Susceptibility of the zds1Δ strain to zymolyase. Cells were cultured in PMA medium at 30° to a density of 1 × 10⁷ cells/ml and then harvested and resuspended in TE (pH 8.0). Cells were incubated with 0.1 mg/ml zymolyase 20T at 30° for the indicated time. SP66/pREP41 (open square), MY6010/pREP41 (open circle), and MY6010/pREP41–zds1 (open triangle) were grown in the presence of thiamine. SP66/pREP41 (solid square), MY6010/pREP41 (solid circle), and MY6010/pREP41-zds1 (solid triangle) were grown without thiamine.

Figure 9.

Electron micrographs of zds1-disrupted cells.
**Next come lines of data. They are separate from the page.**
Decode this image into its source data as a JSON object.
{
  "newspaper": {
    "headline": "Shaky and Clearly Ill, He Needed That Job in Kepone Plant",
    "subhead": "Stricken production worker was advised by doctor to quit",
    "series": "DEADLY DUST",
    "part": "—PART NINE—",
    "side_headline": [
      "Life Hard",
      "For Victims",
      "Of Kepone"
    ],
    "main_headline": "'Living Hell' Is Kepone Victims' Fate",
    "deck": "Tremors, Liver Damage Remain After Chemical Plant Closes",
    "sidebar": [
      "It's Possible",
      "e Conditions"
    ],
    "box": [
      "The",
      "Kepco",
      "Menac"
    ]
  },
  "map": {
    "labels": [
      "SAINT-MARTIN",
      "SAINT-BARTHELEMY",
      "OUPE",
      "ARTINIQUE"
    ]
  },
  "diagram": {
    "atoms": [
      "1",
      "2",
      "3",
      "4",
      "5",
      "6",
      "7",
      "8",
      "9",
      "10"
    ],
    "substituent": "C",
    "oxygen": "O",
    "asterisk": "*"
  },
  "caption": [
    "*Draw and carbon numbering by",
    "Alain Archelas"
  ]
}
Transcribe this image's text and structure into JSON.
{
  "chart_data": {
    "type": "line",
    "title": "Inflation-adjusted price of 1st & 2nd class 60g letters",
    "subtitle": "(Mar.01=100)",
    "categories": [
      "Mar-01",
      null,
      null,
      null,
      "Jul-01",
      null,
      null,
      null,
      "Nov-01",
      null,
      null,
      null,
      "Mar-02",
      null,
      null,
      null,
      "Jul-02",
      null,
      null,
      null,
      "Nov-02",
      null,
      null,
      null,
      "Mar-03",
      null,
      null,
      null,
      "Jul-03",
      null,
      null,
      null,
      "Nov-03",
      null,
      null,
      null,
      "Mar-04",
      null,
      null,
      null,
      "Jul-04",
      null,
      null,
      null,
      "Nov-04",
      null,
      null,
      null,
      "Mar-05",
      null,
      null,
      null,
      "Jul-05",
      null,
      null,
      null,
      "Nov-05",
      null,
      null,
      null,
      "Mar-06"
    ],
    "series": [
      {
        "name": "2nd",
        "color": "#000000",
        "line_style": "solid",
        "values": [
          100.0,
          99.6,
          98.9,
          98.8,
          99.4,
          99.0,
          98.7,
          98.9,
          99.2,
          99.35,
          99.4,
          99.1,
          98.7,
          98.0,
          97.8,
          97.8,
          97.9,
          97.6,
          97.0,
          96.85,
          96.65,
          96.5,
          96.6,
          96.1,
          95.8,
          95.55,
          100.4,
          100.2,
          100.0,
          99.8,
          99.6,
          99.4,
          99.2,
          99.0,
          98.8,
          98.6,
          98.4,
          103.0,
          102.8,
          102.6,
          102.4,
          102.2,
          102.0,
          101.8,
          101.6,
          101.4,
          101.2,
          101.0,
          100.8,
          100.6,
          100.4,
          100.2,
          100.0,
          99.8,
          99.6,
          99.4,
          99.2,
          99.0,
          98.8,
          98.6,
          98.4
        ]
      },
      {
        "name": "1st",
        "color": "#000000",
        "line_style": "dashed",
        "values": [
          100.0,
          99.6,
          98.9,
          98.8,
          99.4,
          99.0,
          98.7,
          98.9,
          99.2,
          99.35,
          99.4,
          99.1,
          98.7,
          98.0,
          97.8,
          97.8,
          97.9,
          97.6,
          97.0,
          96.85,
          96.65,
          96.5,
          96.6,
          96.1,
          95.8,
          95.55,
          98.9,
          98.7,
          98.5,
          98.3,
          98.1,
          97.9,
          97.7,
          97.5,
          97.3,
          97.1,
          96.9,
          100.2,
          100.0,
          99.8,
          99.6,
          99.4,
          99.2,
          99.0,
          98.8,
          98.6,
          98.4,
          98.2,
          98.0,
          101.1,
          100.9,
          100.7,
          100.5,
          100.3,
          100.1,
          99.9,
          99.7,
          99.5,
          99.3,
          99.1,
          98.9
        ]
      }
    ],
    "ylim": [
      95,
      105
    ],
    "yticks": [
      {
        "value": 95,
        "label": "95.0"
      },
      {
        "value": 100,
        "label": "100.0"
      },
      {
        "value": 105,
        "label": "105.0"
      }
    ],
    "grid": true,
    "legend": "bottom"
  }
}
Wild-type (SP66) and zds1-disrupted cells were cultured in PMAL medium at 30° for 72 hr and observed by TEM. Wild-type cells (a, c, and e), zds1-disrupted cells (b, d, and f), and septating cells of wild-type (c and e) and zds1-disrupted cells (d and f) were observed. The cells were observed at a magnification of 5000 (a and b), 6500 (c and d), and 15,000 (e and f). Bars, 1 μm in a, b, c, and d; 500 nm in e and f.

Figure 10.

Summary of the Zds1 domain analysis conducted in this study. The N-terminal region serves to inhibit the functional domain of Zds1, which is the C-terminal region. The latter domain induces sexual development and calcium tolerance. The role of the central region is obscure but, interestingly, its sole expression induces nuclear localization.